Having seen what I did of the Casey Anthony trial, I must agree with the general public consensus.
Having seen, that is, zero seconds of the gripping proceedings, zero seconds of the breathless analysis pre- and post-verdict, and having read zero words about the result save for headlines.
Life is short. If everyone says the lady is guilty, well, that settles it. And isn’t that what American justice is about?
At this juncture I am reminded of another televised event to which I was considerably closer. I wrote for the Waco, Texas, newspaper when the “Waco” incident unfolded in 1993.
An oddly familiar condition reigned back then, the venting of a nation of experts.
In the case of “Waco,” no Casey Anthony consensus existed, but the expertise came flowing our way like floodwaters. On one side it was about jackbooted feds incinerating innocent worshippers. On the other, it was support for inerrant law enforcers who faced a deadly cult. In the swell of reactions, it seemed none could harbor any shades of gray. But, then, none were necessary.
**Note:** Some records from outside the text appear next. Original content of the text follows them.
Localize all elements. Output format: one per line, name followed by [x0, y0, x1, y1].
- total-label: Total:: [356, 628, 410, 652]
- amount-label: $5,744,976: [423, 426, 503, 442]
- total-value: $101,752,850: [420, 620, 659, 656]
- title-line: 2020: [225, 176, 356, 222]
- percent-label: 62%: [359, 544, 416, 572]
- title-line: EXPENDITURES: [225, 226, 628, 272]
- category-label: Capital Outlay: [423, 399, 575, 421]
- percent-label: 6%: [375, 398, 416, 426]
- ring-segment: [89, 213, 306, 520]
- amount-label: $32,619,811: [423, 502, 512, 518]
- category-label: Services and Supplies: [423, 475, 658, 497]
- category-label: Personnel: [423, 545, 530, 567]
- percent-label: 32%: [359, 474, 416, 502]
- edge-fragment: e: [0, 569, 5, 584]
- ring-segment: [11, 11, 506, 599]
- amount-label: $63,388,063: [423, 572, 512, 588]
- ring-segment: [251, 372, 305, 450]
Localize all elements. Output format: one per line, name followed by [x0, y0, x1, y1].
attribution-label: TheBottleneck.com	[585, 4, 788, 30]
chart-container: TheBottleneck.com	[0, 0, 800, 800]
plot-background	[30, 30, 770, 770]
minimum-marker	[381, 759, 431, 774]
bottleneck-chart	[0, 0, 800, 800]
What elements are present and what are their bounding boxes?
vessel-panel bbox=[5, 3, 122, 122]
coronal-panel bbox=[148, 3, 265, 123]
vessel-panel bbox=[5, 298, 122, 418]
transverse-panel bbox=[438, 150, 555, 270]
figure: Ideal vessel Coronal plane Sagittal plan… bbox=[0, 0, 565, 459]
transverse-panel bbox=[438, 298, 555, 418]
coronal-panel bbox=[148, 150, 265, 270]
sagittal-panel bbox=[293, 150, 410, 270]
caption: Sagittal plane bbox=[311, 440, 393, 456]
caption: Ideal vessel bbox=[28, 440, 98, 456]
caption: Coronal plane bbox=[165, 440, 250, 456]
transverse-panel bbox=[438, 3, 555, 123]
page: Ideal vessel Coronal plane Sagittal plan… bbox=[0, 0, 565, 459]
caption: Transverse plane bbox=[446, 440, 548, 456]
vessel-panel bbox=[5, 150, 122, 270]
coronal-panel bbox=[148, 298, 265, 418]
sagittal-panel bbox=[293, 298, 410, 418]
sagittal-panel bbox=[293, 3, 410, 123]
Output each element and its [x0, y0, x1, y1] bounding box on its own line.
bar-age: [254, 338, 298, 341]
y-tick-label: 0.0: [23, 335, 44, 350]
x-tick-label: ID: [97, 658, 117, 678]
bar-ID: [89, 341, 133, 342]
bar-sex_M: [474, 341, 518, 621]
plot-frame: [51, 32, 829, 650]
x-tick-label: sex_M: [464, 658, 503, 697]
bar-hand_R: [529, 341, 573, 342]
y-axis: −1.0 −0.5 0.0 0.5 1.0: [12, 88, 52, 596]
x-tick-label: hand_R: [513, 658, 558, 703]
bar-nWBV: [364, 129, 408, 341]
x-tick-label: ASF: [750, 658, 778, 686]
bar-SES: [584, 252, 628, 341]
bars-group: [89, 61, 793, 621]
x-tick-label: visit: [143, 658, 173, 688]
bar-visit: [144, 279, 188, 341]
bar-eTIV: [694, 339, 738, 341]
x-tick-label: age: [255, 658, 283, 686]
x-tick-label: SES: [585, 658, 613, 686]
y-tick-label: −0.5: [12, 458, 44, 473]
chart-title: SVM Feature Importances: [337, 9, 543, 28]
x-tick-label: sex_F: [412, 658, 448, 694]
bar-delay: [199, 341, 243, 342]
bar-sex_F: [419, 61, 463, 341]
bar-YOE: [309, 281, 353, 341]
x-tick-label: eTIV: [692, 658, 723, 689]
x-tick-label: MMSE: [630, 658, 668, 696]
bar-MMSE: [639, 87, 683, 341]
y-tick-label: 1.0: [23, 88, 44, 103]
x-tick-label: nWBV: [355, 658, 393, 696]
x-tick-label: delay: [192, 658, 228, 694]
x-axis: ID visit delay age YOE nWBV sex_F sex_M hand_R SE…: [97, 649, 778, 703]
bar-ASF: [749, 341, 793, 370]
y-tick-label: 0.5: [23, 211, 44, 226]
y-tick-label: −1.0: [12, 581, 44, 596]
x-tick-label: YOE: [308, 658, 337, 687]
Why the certainty? Why so many experts from near and far? Why? Because they’d seen it on TV.
The purpose here is not to dismiss the swell of emotion in the Anthony case. Obviously people have a good reason. I just missed it (every second of it). Actually, the purpose here is to applaud the reaction. Outrage? The record will show that Americans had lost that capacity.
We are told that in fact Americans can summon outrage. If not, what’s a tea party for? You know, assailing government waste and escalating debt. That would be more convincing if said outrage had swelled amid all the escalating debt and government overreach before a dark-skinned Democrat became president.
After? That’s phony outrage.
Prove me wrong, but Americans have shown almost no propensity for real outrage for years. Maybe 9/11 took it out of them, or before that, O.J.
How possible for the saga of football-hero-turned-Army Ranger Pat Tillman, a friendly fire victim on unforgiving Afghan hills, to come and go without Caylee Anthony-style anger?
Used as a military prop in life and death, what our government did at his family’s expense with the facts about Tillman’s death is the very thing he and others went to fight over there. Evil.
Outrage? It seems I recall some in recent years, but most had to do with games. How dare the New England Patriots tape someone’s practice? Can you believe Ohio State coach Jim Tressel would cover up incriminating NCAA matters?
And yet, when it became clear that American forces had been and were being shipped to Iraq on a raft of lies: no outrage.
When it was becoming increasingly clear that the justifications for that war were bogus, I recall the irony of someone getting called on the carpet for not telling the truth.
Curiously, at the time it was Denver Bronco coach Mike Shanahan, and he faced a barrage of criticism. And what had he done? He had fudged facts on the pregame condition of his quarterback, Jake Plummer.
Meanwhile, about the same time, President Bush was acknowledging (1) no WMDs had been found in Iraq; (2) any connection between Saddam Hussein and 9/11 was nonexistent. The man most responsible for weaving the latter fairy tale, Dick Cheney, was saying, “So?” And, by review, he — they — were re-elected.
So, you say the the Casey Anthony verdict was outrageous. Good for you for caring, and saying so. I’m just wondering where you were for other outrages that affected so many lives and continue to cost us in ways beyond imagining.
Correct me if I’m wrong, but I believe they were televised as well.